Sandy Soil in your Place?
If you have a sandy soil, consider the sand-loving native wildflowers. Consider sand verbena, arroyo lupine, sand lupine, and the desert chicory. Also the bird-cage evening primrose is really cool.
Lucky you! You get to grow my favorites, the flaxes. They come in sky blue and stunning scarlet. Also the Mojave aster, lovely lavender with golden centers.
Spring Wildflowers to Consider
Along with desert marigolds, and poppies for your area, select from plants like desert bluebells, desert coreopsis, desert senna, ghost flower, golden dyssodia, penstemon, and so many more. I have posted a nice list under “Resources” on this website. It’s a very long list because I have seen everything on there for sale in some seed package or another. Sometimes in wildflower mixes or revegetation mixes.
Where to Find Wildflower Seed?
Go to local nurseries, botanical gardens, arboreta, and keep an eye open for local garden club sales and shows. The big box stores do not carry our native seed. There are also some western seed companies that carry such specialty products. Best of all – ask around for a local seed library. There is the interweb too of course, but it is better to start local because there are many very local seed companies in our region.
Grow Spring Wildflowers – 5 Easy Steps
Step 1. Select the site.
Most wildflowers prefer a sunny location. Many do well in filtered light, say under a palo verde tree. Ideally, your wildflowers should get early morning sun. Thus if we have a winter frost they will get warming sun right away.
Step 2. Make the bed.
Or, as the books say, “prepare a proper seed bed.” Remember, these are desert plants, so preparation is mostly making sure the seed will be in contact with true soil, not gravel mulch or an artificial weed barrier.
Step 3. Sow the seeds.
Do this evenly over the surface.

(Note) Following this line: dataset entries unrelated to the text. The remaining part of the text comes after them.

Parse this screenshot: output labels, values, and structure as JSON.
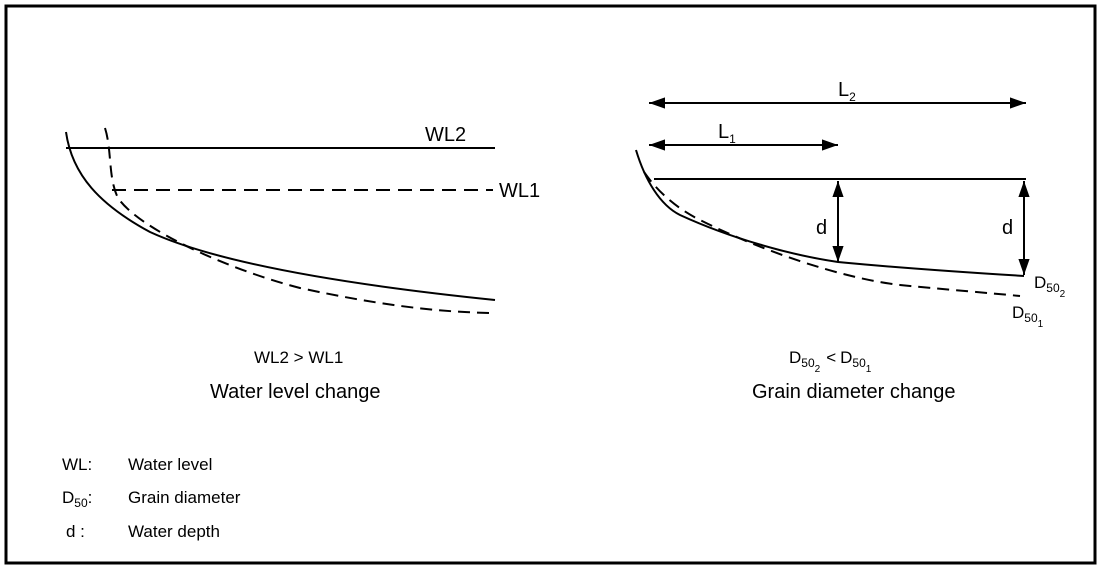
{
  "left_panel": {
    "wl2_label": "WL2",
    "wl1_label": "WL1",
    "comparison": "WL2 > WL1",
    "caption": "Water level change"
  },
  "right_panel": {
    "l2_main": "L",
    "l2_sub": "2",
    "l1_main": "L",
    "l1_sub": "1",
    "depth_label_1": "d",
    "depth_label_2": "d",
    "d50_2": {
      "main": "D",
      "sub": "50",
      "subsub": "2"
    },
    "d50_1": {
      "main": "D",
      "sub": "50",
      "subsub": "1"
    },
    "comparison": {
      "left_main": "D",
      "left_sub": "50",
      "left_subsub": "2",
      "op": "<",
      "right_main": "D",
      "right_sub": "50",
      "right_subsub": "1"
    },
    "caption": "Grain  diameter change"
  },
  "legend": {
    "items": [
      {
        "symbol": "WL:",
        "text": "Water level"
      },
      {
        "symbol_main": "D",
        "symbol_sub": "50",
        "symbol_tail": ":",
        "text": "Grain  diameter"
      },
      {
        "symbol": "d  :",
        "text": "Water depth"
      }
    ]
  },
  "colors": {
    "stroke": "#000000",
    "background": "#ffffff"
  }
}
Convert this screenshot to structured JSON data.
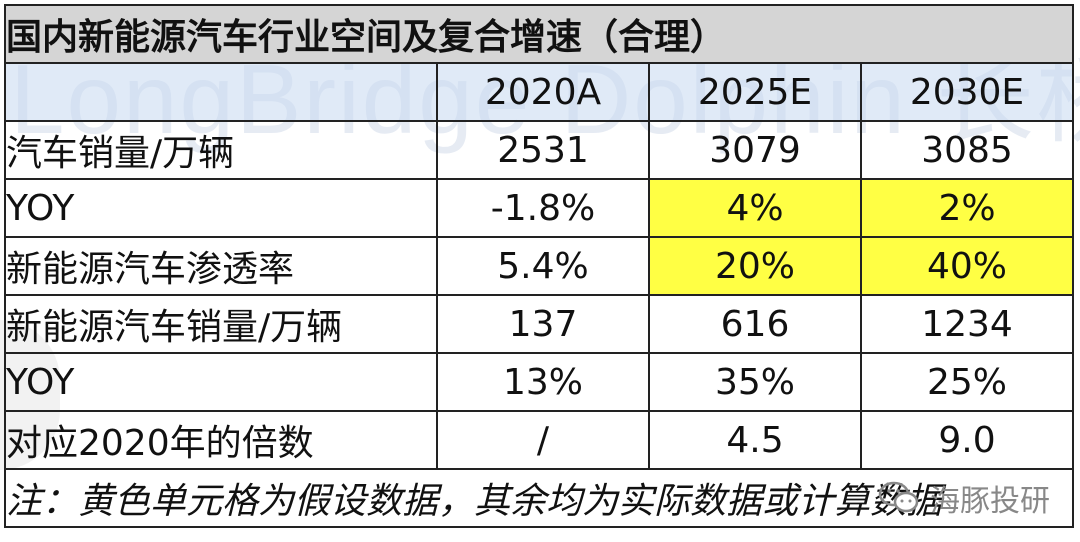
{
  "table": {
    "title": "国内新能源汽车行业空间及复合增速（合理）",
    "headers": [
      "",
      "2020A",
      "2025E",
      "2030E"
    ],
    "rows": [
      {
        "label": "汽车销量/万辆",
        "values": [
          "2531",
          "3079",
          "3085"
        ]
      },
      {
        "label": "YOY",
        "values": [
          "-1.8%",
          "4%",
          "2%"
        ]
      },
      {
        "label": "新能源汽车渗透率",
        "values": [
          "5.4%",
          "20%",
          "40%"
        ]
      },
      {
        "label": "新能源汽车销量/万辆",
        "values": [
          "137",
          "616",
          "1234"
        ]
      },
      {
        "label": "YOY",
        "values": [
          "13%",
          "35%",
          "25%"
        ]
      },
      {
        "label": "对应2020年的倍数",
        "values": [
          "/",
          "4.5",
          "9.0"
        ]
      }
    ],
    "note": "注：黄色单元格为假设数据，其余均为实际数据或计算数据",
    "highlight_color": "#ffff44",
    "red_color": "#e8212b"
  },
  "logo": {
    "text": "海豚投研",
    "icon": "wechat-logo-icon"
  },
  "watermark": {
    "text": "LongBridge Dolphin 长桥海豚投研"
  }
}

If the seeds are tiny, mix them with sand for ease of scattering. After sowing, gently water to moisten seeds and help mix them into the soil. Next cover the area with a quarter inch of sand to hide the wildflower seed from the hungry seed-eating birds.

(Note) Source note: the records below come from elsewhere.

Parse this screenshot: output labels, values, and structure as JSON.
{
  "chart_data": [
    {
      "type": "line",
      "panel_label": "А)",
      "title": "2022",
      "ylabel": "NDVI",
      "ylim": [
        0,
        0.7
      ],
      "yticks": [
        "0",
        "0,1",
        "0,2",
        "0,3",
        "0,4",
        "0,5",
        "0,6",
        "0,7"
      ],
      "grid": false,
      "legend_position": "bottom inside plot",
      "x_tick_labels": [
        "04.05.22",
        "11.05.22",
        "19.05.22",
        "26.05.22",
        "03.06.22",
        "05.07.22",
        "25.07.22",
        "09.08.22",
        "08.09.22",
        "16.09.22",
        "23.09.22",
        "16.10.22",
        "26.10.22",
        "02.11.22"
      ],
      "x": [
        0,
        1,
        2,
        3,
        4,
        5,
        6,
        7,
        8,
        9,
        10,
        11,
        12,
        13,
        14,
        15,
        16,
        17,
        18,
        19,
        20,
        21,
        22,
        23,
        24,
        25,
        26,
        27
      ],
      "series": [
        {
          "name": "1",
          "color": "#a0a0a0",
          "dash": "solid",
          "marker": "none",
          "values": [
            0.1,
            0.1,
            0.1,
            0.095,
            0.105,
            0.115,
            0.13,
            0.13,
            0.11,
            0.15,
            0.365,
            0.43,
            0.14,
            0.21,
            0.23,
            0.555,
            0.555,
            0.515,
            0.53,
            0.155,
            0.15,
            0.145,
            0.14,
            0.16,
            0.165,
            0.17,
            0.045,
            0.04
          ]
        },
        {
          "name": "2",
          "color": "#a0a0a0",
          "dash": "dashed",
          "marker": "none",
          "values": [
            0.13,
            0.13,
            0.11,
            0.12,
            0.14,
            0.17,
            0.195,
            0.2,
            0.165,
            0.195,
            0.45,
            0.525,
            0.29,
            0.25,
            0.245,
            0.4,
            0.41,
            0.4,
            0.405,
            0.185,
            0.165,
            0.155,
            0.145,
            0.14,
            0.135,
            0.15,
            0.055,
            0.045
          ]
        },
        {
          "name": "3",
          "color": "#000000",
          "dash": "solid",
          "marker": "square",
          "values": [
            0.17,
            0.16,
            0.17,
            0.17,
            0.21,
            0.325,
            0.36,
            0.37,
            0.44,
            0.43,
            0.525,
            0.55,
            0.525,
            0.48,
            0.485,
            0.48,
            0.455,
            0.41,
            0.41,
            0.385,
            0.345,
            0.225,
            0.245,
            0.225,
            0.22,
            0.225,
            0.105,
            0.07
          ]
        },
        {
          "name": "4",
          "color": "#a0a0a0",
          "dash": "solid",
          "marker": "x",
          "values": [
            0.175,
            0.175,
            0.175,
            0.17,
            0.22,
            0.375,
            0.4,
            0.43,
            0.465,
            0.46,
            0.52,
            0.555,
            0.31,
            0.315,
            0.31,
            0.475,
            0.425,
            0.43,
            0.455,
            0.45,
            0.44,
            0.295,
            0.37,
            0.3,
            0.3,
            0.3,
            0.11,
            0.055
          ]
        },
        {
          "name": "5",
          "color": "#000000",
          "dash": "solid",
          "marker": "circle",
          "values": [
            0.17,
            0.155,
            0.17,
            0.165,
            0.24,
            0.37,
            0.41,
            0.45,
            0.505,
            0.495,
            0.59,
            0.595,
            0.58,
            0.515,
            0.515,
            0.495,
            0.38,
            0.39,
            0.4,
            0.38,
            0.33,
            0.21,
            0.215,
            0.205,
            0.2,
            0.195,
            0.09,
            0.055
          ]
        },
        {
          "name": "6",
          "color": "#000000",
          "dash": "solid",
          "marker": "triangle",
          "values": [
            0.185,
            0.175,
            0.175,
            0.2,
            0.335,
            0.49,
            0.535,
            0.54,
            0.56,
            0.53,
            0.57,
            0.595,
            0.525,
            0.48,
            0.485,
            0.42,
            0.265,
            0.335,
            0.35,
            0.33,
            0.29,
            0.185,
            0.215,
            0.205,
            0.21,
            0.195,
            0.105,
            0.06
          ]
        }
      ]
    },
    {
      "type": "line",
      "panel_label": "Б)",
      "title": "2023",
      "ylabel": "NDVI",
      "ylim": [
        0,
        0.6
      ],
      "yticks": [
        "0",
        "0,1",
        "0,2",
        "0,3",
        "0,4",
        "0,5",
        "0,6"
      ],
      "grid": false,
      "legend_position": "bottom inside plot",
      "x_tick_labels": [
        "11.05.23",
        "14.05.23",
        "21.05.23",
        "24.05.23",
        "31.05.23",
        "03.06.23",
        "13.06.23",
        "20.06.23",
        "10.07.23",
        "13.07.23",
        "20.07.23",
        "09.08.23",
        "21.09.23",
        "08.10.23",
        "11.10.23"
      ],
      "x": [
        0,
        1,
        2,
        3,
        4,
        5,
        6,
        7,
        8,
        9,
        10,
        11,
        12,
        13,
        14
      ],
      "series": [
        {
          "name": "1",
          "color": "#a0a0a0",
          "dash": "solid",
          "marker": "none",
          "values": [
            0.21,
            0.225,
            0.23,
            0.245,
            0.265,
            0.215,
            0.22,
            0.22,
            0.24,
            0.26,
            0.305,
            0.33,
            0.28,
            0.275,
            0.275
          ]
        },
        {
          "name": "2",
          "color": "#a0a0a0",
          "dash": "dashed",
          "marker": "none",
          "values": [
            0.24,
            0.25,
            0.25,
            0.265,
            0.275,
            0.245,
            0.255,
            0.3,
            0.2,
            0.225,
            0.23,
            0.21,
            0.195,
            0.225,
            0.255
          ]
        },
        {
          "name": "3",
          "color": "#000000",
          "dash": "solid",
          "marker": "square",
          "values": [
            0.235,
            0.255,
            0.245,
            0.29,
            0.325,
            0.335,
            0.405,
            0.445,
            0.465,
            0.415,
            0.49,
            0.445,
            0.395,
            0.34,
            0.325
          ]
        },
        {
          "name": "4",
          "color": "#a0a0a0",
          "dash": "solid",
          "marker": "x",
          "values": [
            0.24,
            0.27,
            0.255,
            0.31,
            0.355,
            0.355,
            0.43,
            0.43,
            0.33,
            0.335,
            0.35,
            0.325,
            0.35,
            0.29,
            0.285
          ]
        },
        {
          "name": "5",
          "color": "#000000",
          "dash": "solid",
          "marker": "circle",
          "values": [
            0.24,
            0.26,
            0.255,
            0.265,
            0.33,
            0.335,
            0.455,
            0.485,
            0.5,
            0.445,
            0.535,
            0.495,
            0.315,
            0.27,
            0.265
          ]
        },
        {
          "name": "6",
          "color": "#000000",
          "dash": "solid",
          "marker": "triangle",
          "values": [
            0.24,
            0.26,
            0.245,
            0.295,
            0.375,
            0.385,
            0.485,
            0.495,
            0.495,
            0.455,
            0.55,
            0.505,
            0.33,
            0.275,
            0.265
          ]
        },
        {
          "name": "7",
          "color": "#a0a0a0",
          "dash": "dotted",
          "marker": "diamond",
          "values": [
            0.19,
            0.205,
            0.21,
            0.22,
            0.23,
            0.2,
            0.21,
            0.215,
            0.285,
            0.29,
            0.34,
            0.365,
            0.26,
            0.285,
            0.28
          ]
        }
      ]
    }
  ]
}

Step 4A. Protect Seeds and Young Seedlings – Part I.
There are a lot of hungry critters that love to eat seeds and seedlings. Bend a layer of chicken wire to rest about two inches off of the soil. Birds hate to land on this and gophers won’t walk on it either. Once wildflower seeds start growing and have a few leaves, they start producing the defensive compounds that keep them from being eaten. Your wildflowers will grow large enough to hide the chicken wire, or you can remove it.
Step 4B. Protect Seeds and Young Seedlings – Part II.
Wildflower seedlings need protection from a hard frost – below 28 F. The best protection is to start the seeds early enough. If they don’t come up right away, it may be because the soil is still too warm. Don’t worry if you don’t see tiny leaves for a month. If you planted natives they should be fine.
Step 5. Water.
Every living thing needs water! Yes, these are natives and live with little water, but little water is not no water. Plus extra water gives better flowering results. Water two to three times per week as the seeds first germinate. Once they have about 10 leaves and are established, seedlings would appreciate a weekly watering for best show.
That’s it. Just 5 simple steps to a lovely show of desert wildflowers next spring. You’ll love it, and our native pollinators will too!
The Desert Diva Shares
Natives preferred! Please do not plant the non-native African daisy (Arctotis stoechadifolia). It is elbowing out native wildflowers and it’s seeds are toxic to native birds. It’s seed spread easily (on the wind, like dandelions) and it is becoming an invasive weed in the desert, pushing out our lovely natives with its toxic roots, and killing baby quail who eat it unknowing. There are so many pretty natives to plant instead of this killer.